The final sample for this study included 34,247 clinicians.

The net return from vaccine cost reimbursements was lowest for family physicians ($0.34 per HPV vaccine dose administered) and highest for pediatricians ($5.08 per HPV vaccine dose administered).

“Adequate cost reimbursement by third-party payers is a critical enabling factor for clinicians to continue offering vaccines,” the authors wrote.

The authors concluded that “reimbursement for HPV vaccine costs by private payers is adequate; however, return margins are small for nonpediatric specialties.”
 

CDC, AAP differ in recommendations

In the United States, private insurers use the Centers for Disease Control and Prevention vaccine list price as a benchmark.

Overall in this study, HPV vaccine cost reimbursement by private payers was at or above the CDC list price of $210.99 but below the American Academy of Pediatrics recommendations ($263.74). 

The study found that every $1 increment in return was associated with an increase in HPV vaccine doses administered. That was highest for family physicians at 0.08% per dollar.

The modeling showed that changing the HPV vaccine reimbursement to the AAP-recommended level could translate to “an estimated 18,643 additional HPV vaccine doses administrated by pediatricians, 4,041 additional doses by family physicians, and 433 doses by ‘other’ specialties in 2017-2018.”

The authors noted that U.S. vaccination coverage has improved in recent years but initiation and completion rates are lower among privately insured adolescents (4.6% lower for initiation and 2.0% points lower for completion in 2021), compared with adolescents covered under public insurance.



Why the difference among specialties?

Variation in reimbursements might be tied to the ability to negotiate reimbursements for adolescent vaccines, the authors said.

“For instance, pediatricians may be able to negotiate higher cost reimbursement, compared with nonpediatric specialties, given that adolescents constitute a large fraction of their patient volume,” they wrote.

Dr. Zhu and colleagues wrote that it should be noted that HPV vaccine cost reimbursement to family practitioners was considerably less than other specialties and they are barely breaking even though they have the second-highest volume of HPV vaccinations (after pediatricians).

The authors acknowledged that it may not be possible to raise reimbursement to the AAP level, but added that “a reasonable increase that can cover direct and indirect expenses (acquisition cost, storage cost, personnel cost for monitoring inventory, insurance, waste, and lost opportunity costs) will reduce the financial strain on nonpediatric clinicians.” That may encourage clinicians to stock and offer the vaccine.
 

 

 

Limitations

The researchers acknowledged several limitations.

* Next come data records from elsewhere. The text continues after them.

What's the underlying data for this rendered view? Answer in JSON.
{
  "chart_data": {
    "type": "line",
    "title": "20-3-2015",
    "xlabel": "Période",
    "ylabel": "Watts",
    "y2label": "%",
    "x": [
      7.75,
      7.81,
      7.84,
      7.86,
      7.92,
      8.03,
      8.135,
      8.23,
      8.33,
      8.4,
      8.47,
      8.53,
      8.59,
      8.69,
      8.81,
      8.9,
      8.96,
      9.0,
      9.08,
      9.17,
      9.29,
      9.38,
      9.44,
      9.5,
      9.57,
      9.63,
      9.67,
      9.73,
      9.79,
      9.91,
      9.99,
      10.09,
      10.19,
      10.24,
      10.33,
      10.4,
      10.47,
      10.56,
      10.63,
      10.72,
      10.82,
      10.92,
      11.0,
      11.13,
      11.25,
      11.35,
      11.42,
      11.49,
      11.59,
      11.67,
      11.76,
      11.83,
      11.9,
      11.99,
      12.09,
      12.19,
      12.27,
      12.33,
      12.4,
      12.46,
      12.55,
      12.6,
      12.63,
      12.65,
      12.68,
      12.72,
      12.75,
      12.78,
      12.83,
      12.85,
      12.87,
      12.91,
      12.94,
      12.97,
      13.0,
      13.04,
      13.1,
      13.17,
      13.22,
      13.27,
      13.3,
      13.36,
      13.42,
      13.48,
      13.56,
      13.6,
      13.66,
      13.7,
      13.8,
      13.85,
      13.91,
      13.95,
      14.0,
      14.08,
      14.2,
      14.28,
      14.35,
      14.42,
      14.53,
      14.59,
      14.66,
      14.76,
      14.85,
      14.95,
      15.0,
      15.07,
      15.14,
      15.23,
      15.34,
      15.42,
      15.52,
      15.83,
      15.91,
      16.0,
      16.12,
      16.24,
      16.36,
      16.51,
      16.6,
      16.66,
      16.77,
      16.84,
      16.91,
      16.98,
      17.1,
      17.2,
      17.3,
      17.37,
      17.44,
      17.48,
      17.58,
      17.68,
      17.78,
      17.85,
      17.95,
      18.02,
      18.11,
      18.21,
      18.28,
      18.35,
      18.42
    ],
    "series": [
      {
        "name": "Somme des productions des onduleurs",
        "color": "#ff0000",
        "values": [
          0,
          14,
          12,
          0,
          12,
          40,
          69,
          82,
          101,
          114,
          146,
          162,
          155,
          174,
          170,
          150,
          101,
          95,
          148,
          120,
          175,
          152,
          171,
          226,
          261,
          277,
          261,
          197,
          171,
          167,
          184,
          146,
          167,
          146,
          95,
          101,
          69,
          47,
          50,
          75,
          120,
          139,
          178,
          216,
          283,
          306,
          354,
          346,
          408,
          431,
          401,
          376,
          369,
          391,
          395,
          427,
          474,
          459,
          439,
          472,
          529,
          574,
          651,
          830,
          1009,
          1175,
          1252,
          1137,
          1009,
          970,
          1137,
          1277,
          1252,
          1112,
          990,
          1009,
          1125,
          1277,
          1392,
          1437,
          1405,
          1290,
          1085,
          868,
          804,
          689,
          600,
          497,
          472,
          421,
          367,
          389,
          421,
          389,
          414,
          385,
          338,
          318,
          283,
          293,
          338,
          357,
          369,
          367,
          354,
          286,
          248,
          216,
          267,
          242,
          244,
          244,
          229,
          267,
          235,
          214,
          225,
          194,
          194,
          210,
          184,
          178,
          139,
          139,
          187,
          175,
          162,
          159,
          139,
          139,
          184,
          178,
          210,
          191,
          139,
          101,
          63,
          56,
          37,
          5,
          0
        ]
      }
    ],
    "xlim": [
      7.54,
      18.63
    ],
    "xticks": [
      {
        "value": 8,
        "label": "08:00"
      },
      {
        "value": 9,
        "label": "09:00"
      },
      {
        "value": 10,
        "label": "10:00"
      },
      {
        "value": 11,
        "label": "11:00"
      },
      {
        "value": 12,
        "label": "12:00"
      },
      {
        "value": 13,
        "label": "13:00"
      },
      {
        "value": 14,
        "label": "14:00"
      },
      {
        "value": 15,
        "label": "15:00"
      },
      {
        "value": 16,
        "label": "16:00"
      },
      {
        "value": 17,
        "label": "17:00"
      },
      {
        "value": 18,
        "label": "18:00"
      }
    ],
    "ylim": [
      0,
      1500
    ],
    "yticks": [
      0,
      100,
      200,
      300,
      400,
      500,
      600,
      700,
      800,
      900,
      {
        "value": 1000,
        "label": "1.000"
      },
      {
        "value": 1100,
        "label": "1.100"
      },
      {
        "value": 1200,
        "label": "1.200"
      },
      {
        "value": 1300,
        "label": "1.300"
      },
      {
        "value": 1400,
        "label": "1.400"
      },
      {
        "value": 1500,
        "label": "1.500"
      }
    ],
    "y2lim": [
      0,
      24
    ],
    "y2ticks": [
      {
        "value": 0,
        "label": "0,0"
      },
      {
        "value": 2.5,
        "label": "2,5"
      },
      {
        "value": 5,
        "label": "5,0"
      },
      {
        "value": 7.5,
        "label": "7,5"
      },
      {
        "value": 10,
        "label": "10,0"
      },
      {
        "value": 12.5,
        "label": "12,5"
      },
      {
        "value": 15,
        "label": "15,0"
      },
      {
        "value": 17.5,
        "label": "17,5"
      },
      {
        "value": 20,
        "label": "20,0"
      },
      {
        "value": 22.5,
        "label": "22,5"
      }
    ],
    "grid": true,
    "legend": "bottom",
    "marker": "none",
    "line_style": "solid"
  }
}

The models did not account for factors such as vaccination bundling, physicians’ recommendation style or differences in knowledge of the vaccination schedule.

The models were also not able to adjust for whether a clinic had reminder prompts in the electronic health records, the overhead costs of vaccines, or vaccine knowledge or hesitancy on the part of the adolescents’ parents.

Additionally, they used data from one private payer, which limits generalizability.

Researchers identified a sample of adolescents eligible for the HPV vaccine (9-14 years old) enrolled in a large private health insurance plan during 2017-2018. Data from states with universal or universal select vaccine purchasing were excluded. These states included Alaska, Hawaii, Idaho, Maine, Massachusetts, South Dakota, New Hampshire, New Mexico, Rhode Island, Vermont, Washington, Wisconsin, and Wyoming.

One coauthor reported receiving a consulting fee from Merck on unrelated projects. Another coauthor has provided consultancy to Value Analytics Labs on unrelated projects. All other authors declared no competing interests.